FIG. 1 is a cross-sectional view of a sheath type thermocouple showing an example of the present invention, and FIG. 2 is a graph showing changes over time in the thermoelectromotive force value at a predetermined temperature of the thermocouple of the present invention. 1: Metal sheath, 2: Inorganic insulator, 3: Thermocouple copper wire, 4: Thermocouple wire, 5: Hot junction, 6: Weld sealing part, 7: Sealing material.

Claims (1)

[Scope of Claims] 1. A sheath type thermocouple which is used in both oxidizing and reducing atmospheres at 350 to 1000°C and is made by housing a pair of thermocouple wires in a metal sheath via an inorganic insulator.

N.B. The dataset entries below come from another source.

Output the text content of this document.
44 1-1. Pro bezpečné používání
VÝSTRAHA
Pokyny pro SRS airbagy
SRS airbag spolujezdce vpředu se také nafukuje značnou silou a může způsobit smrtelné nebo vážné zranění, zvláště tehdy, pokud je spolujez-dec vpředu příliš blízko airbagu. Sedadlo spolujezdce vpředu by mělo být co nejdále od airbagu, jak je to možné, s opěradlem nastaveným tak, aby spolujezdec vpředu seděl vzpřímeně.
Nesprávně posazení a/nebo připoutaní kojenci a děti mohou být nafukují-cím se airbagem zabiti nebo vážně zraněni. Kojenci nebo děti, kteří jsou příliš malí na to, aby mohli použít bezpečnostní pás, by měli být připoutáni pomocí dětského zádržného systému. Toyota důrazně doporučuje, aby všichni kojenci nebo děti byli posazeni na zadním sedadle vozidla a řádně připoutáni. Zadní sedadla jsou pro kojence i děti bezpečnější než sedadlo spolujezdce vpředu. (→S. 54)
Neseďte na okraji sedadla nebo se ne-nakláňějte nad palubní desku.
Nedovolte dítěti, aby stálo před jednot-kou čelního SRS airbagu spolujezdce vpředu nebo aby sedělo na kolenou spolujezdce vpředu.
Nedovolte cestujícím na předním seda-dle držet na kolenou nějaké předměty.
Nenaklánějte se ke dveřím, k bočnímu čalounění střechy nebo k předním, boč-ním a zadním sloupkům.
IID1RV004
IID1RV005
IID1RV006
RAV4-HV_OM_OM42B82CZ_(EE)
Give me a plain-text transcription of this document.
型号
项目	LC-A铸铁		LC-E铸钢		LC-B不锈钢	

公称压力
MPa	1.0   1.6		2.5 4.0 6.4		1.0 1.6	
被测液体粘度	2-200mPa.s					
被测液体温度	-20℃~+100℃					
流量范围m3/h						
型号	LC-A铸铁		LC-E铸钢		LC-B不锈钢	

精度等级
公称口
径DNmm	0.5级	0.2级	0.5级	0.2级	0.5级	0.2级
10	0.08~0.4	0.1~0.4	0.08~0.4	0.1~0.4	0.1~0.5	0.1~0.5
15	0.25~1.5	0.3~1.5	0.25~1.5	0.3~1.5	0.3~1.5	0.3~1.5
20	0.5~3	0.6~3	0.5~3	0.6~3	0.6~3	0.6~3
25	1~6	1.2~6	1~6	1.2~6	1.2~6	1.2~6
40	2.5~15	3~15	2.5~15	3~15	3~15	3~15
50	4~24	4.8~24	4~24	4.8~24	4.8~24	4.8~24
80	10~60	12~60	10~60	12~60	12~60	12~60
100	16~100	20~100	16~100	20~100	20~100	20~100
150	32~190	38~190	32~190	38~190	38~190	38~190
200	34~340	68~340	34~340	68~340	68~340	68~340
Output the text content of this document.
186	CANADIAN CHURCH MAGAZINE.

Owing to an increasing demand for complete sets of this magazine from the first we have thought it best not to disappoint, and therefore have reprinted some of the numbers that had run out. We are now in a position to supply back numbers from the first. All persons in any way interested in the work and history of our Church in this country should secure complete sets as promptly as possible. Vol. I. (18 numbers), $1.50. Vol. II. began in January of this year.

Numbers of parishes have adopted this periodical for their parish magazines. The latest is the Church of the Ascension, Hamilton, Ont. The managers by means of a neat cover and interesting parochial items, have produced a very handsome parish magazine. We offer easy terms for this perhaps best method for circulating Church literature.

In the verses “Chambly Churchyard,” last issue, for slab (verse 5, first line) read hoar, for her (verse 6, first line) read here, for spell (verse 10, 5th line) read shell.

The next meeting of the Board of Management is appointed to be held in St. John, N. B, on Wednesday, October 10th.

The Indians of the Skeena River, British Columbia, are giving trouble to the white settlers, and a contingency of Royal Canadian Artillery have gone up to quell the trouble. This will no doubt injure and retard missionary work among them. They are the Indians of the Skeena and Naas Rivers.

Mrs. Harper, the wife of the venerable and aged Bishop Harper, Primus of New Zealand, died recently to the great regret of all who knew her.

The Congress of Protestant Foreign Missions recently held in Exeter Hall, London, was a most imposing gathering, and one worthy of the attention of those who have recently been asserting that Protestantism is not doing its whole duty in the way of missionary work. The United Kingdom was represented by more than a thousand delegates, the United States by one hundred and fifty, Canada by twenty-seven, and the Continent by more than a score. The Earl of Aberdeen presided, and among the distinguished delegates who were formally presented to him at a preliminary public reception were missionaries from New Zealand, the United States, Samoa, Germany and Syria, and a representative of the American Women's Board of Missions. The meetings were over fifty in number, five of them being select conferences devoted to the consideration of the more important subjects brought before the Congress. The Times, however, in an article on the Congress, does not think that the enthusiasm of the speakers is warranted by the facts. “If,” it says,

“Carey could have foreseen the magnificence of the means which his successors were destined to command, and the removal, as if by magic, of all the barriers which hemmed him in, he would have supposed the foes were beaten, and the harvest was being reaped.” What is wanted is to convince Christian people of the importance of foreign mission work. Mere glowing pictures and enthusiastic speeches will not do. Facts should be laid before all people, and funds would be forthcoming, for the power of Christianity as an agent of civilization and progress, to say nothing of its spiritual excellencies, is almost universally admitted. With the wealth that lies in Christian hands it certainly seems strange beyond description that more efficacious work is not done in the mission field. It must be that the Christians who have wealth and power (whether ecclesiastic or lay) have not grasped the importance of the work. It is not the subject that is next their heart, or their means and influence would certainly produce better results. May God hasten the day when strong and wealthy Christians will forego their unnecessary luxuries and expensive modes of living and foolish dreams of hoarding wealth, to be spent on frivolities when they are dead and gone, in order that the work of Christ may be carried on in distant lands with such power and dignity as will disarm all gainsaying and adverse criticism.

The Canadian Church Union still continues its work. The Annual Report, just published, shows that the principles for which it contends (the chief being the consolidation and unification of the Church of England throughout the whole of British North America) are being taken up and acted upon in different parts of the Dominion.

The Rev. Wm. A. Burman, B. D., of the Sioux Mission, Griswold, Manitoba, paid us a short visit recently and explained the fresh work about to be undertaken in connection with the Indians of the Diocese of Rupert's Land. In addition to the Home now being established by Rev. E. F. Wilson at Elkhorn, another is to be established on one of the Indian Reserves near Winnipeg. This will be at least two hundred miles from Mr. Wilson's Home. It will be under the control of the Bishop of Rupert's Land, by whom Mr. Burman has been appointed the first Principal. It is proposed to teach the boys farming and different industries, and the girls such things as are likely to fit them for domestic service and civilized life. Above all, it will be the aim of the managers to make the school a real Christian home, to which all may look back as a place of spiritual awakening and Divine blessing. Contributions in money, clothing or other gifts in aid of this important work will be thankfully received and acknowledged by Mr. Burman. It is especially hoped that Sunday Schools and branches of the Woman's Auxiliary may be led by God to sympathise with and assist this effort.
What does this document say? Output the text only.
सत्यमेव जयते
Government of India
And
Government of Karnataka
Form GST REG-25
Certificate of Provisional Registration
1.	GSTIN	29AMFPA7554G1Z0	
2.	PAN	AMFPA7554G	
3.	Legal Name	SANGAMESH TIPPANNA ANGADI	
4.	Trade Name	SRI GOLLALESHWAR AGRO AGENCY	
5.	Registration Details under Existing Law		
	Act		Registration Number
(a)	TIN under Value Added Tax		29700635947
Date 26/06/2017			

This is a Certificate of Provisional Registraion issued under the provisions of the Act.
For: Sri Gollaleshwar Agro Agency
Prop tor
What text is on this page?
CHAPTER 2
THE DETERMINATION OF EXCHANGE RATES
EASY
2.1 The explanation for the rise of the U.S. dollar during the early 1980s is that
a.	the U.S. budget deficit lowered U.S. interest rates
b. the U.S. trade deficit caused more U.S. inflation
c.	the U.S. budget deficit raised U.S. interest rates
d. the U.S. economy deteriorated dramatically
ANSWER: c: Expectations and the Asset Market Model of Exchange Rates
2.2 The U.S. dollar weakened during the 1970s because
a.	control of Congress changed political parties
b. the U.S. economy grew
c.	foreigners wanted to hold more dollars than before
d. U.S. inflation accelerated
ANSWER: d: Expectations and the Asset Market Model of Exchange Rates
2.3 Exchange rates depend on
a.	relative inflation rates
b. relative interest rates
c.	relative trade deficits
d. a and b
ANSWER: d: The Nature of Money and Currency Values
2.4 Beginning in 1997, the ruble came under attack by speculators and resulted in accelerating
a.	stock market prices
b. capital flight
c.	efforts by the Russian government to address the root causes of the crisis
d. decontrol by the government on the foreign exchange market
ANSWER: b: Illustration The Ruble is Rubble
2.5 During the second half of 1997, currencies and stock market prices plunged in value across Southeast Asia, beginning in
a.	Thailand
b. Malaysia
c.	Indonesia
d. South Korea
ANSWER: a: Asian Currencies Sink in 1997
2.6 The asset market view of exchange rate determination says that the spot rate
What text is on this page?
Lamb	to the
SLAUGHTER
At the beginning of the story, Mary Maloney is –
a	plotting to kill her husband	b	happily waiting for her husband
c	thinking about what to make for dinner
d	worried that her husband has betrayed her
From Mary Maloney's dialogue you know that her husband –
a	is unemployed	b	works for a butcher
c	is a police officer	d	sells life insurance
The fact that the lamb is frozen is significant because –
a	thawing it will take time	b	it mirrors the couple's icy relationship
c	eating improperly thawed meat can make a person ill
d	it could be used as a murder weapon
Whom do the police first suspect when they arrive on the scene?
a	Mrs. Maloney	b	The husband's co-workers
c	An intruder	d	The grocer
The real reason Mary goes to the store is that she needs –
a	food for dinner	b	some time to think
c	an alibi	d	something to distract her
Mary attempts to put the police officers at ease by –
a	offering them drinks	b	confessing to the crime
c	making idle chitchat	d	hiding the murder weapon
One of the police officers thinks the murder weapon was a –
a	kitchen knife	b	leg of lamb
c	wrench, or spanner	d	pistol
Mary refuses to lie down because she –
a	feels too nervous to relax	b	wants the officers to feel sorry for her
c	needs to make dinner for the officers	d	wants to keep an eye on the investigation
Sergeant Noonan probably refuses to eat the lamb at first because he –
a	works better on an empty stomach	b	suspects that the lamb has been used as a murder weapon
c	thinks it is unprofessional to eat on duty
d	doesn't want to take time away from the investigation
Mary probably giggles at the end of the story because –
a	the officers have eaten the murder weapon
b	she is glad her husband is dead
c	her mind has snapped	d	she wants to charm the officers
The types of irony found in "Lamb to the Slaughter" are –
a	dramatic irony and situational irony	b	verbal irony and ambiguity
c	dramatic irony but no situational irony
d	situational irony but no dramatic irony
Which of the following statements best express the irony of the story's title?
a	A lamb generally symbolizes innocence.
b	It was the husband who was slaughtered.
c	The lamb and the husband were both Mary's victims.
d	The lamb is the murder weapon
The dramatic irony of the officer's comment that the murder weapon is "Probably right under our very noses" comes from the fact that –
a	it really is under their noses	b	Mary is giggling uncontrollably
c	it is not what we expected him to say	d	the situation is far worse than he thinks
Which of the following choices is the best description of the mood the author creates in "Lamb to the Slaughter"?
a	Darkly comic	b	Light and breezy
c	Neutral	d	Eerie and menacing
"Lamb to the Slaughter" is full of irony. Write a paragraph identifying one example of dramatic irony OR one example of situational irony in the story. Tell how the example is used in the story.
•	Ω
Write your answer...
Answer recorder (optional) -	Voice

The oxygen content in one thermocouple wire is approximately 0.005.
Oxygen-free copper with a weight percentage of less than A sheath type thermocouple filled with 2 Oxygen content as oxygen-free copper is approximately 0.0004 ~
The sheathed thermocouple according to claim 1, which utilizes 0.0009% by weight of copper. 3. A method for manufacturing a sheath type thermocouple, which comprises a pair of thermocouple wires used in both oxidizing and reducing atmospheres at 350 to 1000°C and housed in a metal sheath via an inorganic insulator. Using oxygen-free copper with an oxygen content of approximately 0.005% by weight or less for the thermocouple wire, a hot junction is formed in a vacuum or an inert gas atmosphere such as argon or helium, and then separated from the hot junction. A method for producing a sheathed thermocouple, in which the tip of the sheath is sealed, the remaining air inside the sheath is removed, or after removal, the air is filled with an inert gas such as argon or helium, and the open end of the sheath is hermetically sealed.